INSSUFISANCE Les discours de l’insuffisance se généralisent.

L’insuffisance se sont toutes ces publicités qui vous comparent à des exemples exceptionnels de réussite. C’est toute la presse motivationnelle qui vous dit que le monde va vite, qu’il faut rester ultra compétitif. Ce sont les bloggeurs qui vous encouragent à devenir une meilleure version de vous même. Ce sont aussi tous ces discours qui vous expliquent comment vous faites tout à l’envers, sans le savoir et ce depuis des années.

C’est à mon sens le type de discours le plus cynique et pernicieux.

Le ton est généralement bien veillant, on souhaite inspirer le progrès individuel, on dit que si on arrive à changer la vie d’une seule personne, notre mission sur terre aura été réussie.

Motiver les gens à améliorer leur alimentation, se former à de nouvelles compétences, vouloir s’inspirer de cas à succès ne peut avoir que du bon n’est-ce pas ?

En fait, pas vraiment.

Ce type de discours est en train de développer progressivement un sentiment de culpabilité et d’insuffisance chez les nouvelles générations, notamment.

A force d’ériger l’exceptionnel en norme, on nous fait vivre dans la comparaison permanente. La ruée vers l’ultra compétitivité, signifie aussi et surtout que si si vous ne suivez pas la cadence vous subirez le déclassement. Et motiver à devenir une meilleure version de soi même c’est aussi et surtout nous faire consentir à une certaine infériorité.

Ce discours de l’hyper compétitivité a insidieusement pour principal objectif celui de créer une pression sociale supplémentaires, qui promeut la responsabilité individuelle au détriment de toute responsabilité collective, sociale, de classe ou hiérarchique.

Personne ne peut vivre heureux en se comparant en permanence.
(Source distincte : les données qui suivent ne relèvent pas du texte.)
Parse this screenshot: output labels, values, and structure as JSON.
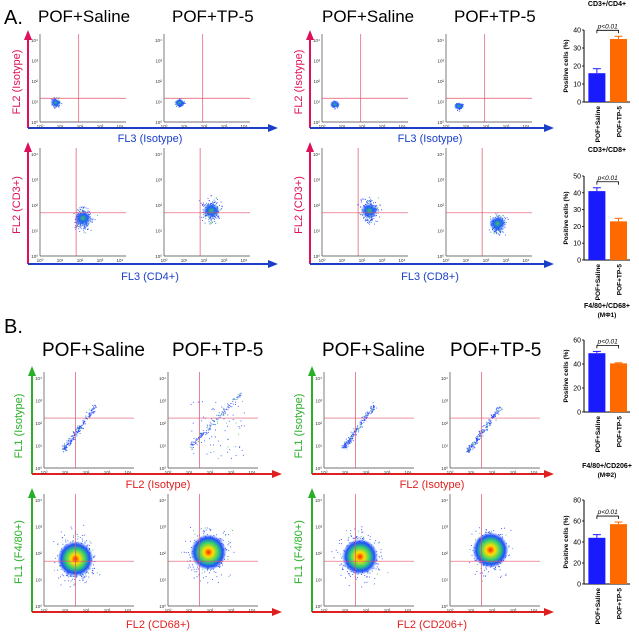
{
  "panel_labels": {
    "a": "A.",
    "b": "B."
  },
  "groups": {
    "saline": "POF+Saline",
    "tp5": "POF+TP-5"
  },
  "panel_a": {
    "left": {
      "iso_y": "FL2 (Isotype)",
      "iso_x": "FL3 (Isotype)",
      "stain_y": "FL2 (CD3+)",
      "stain_x": "FL3 (CD4+)"
    },
    "right": {
      "iso_y": "FL2 (Isotype)",
      "iso_x": "FL3 (Isotype)",
      "stain_y": "FL2 (CD3+)",
      "stain_x": "FL3 (CD8+)"
    }
  },
  "panel_b": {
    "left": {
      "iso_y": "FL1 (Isotype)",
      "iso_x": "FL2 (Isotype)",
      "stain_y": "FL1 (F4/80+)",
      "stain_x": "FL2 (CD68+)"
    },
    "right": {
      "iso_y": "FL1 (Isotype)",
      "iso_x": "FL2 (Isotype)",
      "stain_y": "FL1 (F4/80+)",
      "stain_x": "FL2 (CD206+)"
    }
  },
  "axis_ticks": [
    "10⁰",
    "10¹",
    "10²",
    "10³",
    "10⁴"
  ],
  "colors": {
    "saline": "#1a1aff",
    "tp5": "#ff6a00",
    "fl2_axis": "#e0105a",
    "fl3_axis": "#1a3ec8",
    "fl1_axis": "#28b028",
    "b_fl2_axis": "#e02020",
    "gate": "#e0506a"
  },
  "chart_data": [
    {
      "type": "bar",
      "title": "CD3+/CD4+",
      "categories": [
        "POF+Saline",
        "POF+TP-5"
      ],
      "values": [
        16,
        35
      ],
      "errors": [
        2.5,
        1.5
      ],
      "ylabel": "Positive cells (%)",
      "ylim": [
        0,
        40
      ],
      "yticks": [
        0,
        10,
        20,
        30,
        40
      ],
      "pvalue": "p<0.01"
    },
    {
      "type": "bar",
      "title": "CD3+/CD8+",
      "categories": [
        "POF+Saline",
        "POF+TP-5"
      ],
      "values": [
        41,
        23
      ],
      "errors": [
        2,
        1.8
      ],
      "ylabel": "Positive cells (%)",
      "ylim": [
        0,
        50
      ],
      "yticks": [
        0,
        10,
        20,
        30,
        40,
        50
      ],
      "pvalue": "p<0.01"
    },
    {
      "type": "bar",
      "title": "F4/80+/CD68+",
      "subtitle": "(MΦ1)",
      "categories": [
        "POF+Saline",
        "POF+TP-5"
      ],
      "values": [
        49,
        40.5
      ],
      "errors": [
        1.5,
        0.5
      ],
      "ylabel": "Positive cells (%)",
      "ylim": [
        0,
        60
      ],
      "yticks": [
        0,
        20,
        40,
        60
      ],
      "pvalue": "p<0.01"
    },
    {
      "type": "bar",
      "title": "F4/80+/CD206+",
      "subtitle": "(MΦ2)",
      "categories": [
        "POF+Saline",
        "POF+TP-5"
      ],
      "values": [
        44,
        57
      ],
      "errors": [
        3,
        2
      ],
      "ylabel": "Positive cells (%)",
      "ylim": [
        0,
        80
      ],
      "yticks": [
        0,
        20,
        40,
        60,
        80
      ],
      "pvalue": "p<0.01"
    }
  ]
}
Personne ne peut à la fois être un « work aholic », se former, lire, faire du sport, et puis en même temps aller chercher ses enfants à l’école, passer du temps avec eux, cuisiner sainement et vivre l’amour pleinement au quotidien.

Cela crée forcément des frustrations naturelles ici et là, qui en plus de créer une responsabilisation individuelle viennent en sus provoquer des besoins consuméristes de compensation non réfléchis.

Alors la prochaine fois que vous verrez ce type de discours, et ce ne sera sûrement pas plus tarde que tout à l’heure, ne vous laissez pas impressionner et restez comme vous êtes.

 

Vers la nécessité d’un code déontologique des communicants

Le soucis dans la communication de nos jours, c’est que la grande majorité des communicants écrivent et parlent comme ceux qu’ils admirent. Ce qui fait que la plupart d’entre eux utilise ces registres (peur, insuffisance, amour) sans même être conscients des idéologies sous jacentes.

Ils le font par mimétisme rhétorique et par bienveillance même parfois, convaincus que l’inspiration qu’ils peuvent susciter n’a que du bon, que l’information des risques est nécessaire, que l’amour est notre seul salut.

Il est donc urgent de faire émerger un code éthique, déontologique pour tous les communicants. On ne peut pas avoir autant d’influence, biaiser de façon aussi massive les opinions sans se responsabiliser des conséquences que certains types de discours provoquent chez ses followers.

La communication est nécessaire dans notre monde, pour valoriser des idées, informer et nourrir la rationalité de notre public, mais elle peut et doit toujours se faire avec authenticité, dans le respect de l’intelligence de celui-ci et en refusant la démagogie et la manipulation de tout type.